Microfiction: Waiting for Mélusine


I have given up everything for you, she said. All I ask is that you do not pry.

Everyone is entitled to their secrets. Even women. Even women like Mélusine who are not women at all. I should have let her have what she asked—respect. For me she left the lake and the underwater ways, the dark, water-echoing tunnels that run to the sea. For me she left the sinuous depths, the dark ocean currents, the hunt of swift silver fish among swaying weeds. But it rankled that I had not all the power, for her to be able to tell me, no.

So I watched. And I saw. And Mélusine, because she is not a woman at all, knew that I saw. In her fury, she gathered up our children and leapt with them into the lake. They have no father. And what rankles still, is that perhaps they have no need of one.

I watch, here in the shadows, hoping that she will come back. But the fear hangs over me, because I am a man, and just a man, that she will return only to seek revenge. The dark lake mists gather and the ripples race to the shore. They lap at my feet, drawing me from the shadows and into the blood red light of the dying sun. She is there. She has come.

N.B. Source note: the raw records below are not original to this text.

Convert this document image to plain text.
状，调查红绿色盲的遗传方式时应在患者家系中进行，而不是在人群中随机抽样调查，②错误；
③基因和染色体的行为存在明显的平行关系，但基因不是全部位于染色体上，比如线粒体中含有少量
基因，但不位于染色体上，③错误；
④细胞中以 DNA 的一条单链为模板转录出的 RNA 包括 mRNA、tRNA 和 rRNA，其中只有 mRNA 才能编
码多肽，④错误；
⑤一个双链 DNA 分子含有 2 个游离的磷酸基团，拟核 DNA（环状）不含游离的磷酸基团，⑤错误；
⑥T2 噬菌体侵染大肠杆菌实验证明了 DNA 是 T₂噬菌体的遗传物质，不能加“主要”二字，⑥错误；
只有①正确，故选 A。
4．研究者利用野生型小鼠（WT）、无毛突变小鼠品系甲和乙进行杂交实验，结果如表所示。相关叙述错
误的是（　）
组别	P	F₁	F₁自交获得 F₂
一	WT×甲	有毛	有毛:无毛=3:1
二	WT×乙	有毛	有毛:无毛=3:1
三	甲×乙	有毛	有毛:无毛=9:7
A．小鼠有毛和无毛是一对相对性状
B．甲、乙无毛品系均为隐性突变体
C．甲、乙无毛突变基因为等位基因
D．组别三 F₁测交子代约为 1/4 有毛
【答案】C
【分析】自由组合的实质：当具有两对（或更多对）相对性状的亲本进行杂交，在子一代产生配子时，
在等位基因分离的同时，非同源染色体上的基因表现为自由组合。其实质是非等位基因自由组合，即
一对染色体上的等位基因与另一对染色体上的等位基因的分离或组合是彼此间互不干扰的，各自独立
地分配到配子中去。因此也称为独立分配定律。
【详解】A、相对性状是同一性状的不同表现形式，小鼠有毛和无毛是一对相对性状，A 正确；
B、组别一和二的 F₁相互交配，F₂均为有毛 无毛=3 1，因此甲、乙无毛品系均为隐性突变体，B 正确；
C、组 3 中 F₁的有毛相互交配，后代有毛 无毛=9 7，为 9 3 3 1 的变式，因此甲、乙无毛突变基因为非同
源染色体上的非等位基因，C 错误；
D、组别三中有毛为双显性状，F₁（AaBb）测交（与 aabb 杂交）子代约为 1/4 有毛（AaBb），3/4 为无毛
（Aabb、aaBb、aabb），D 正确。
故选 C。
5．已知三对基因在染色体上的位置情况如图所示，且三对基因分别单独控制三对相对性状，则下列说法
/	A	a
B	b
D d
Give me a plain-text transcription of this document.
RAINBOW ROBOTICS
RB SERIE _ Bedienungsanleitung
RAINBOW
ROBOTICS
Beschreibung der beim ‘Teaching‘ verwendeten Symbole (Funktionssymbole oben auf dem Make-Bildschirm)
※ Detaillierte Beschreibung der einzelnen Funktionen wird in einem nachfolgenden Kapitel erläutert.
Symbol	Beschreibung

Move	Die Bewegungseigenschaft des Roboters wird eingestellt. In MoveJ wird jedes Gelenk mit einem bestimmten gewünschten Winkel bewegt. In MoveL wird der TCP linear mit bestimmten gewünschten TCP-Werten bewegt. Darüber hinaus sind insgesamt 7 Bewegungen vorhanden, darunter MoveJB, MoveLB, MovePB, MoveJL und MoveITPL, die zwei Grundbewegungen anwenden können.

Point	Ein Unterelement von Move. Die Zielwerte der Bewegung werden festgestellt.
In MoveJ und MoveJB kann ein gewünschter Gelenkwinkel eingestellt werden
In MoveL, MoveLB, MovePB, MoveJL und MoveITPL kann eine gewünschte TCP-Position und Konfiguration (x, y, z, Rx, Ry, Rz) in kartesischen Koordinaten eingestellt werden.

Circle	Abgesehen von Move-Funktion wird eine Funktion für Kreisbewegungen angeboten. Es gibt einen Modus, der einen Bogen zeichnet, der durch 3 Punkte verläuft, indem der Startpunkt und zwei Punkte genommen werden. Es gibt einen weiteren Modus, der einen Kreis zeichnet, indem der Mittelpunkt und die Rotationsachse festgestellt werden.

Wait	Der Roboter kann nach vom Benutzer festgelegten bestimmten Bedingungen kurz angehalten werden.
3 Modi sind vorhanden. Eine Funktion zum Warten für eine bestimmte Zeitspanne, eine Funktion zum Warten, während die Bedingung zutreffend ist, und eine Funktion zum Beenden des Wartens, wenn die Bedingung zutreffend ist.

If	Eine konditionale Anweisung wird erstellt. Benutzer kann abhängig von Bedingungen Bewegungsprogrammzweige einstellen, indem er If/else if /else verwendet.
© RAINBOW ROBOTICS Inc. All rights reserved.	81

The mists twist and rise and draw back from that face, those eyes, beloved and dreadful, and it is too late to run. There is nowhere to hide from that gaze. Whatever she wants from me, she will take.


Published by

Jane Dougherty

I used to do lots of things I didn't much enjoy. Now I am officially a writer. It's what I always wanted to be.

9 thoughts on “Microfiction: Waiting for Mélusine”

  1. Interestingly just read about this wonderful person. Great complementary flash-fiction/poetry/prose to accompany my new knowledge, timely and great!

    1. I’m glad you liked it 🙂 It’s a strange story, but then so many medieval stories involving women are strange. They quite often turn out to be half-serpent devils with immodest sexual appetites!

      1. I had absolutely no idea of the story until I saw something about her on another show about Boudica and then I was aflame to find out what the full story was, because there is so little written of women warriors and heroines. This is a week of learning. I also found out Angela Carter founded Virago Press, something I had never known and it just makes me smile to imagine women helping to reclaim lost women’s voices – this is a bit like that and you did it justice

  2. Well you know I love a strange story, especially if it concerns women. I’ve never heard of her, I have to say, but now I’m intrigued. Regardless, you wrote a magical story, it really drew me in. A lovely piece, as always!

      1. There was some king, Philippe Auguste I think who married a woman accused of being a creature like Mélusine. She must have had powerful enemies.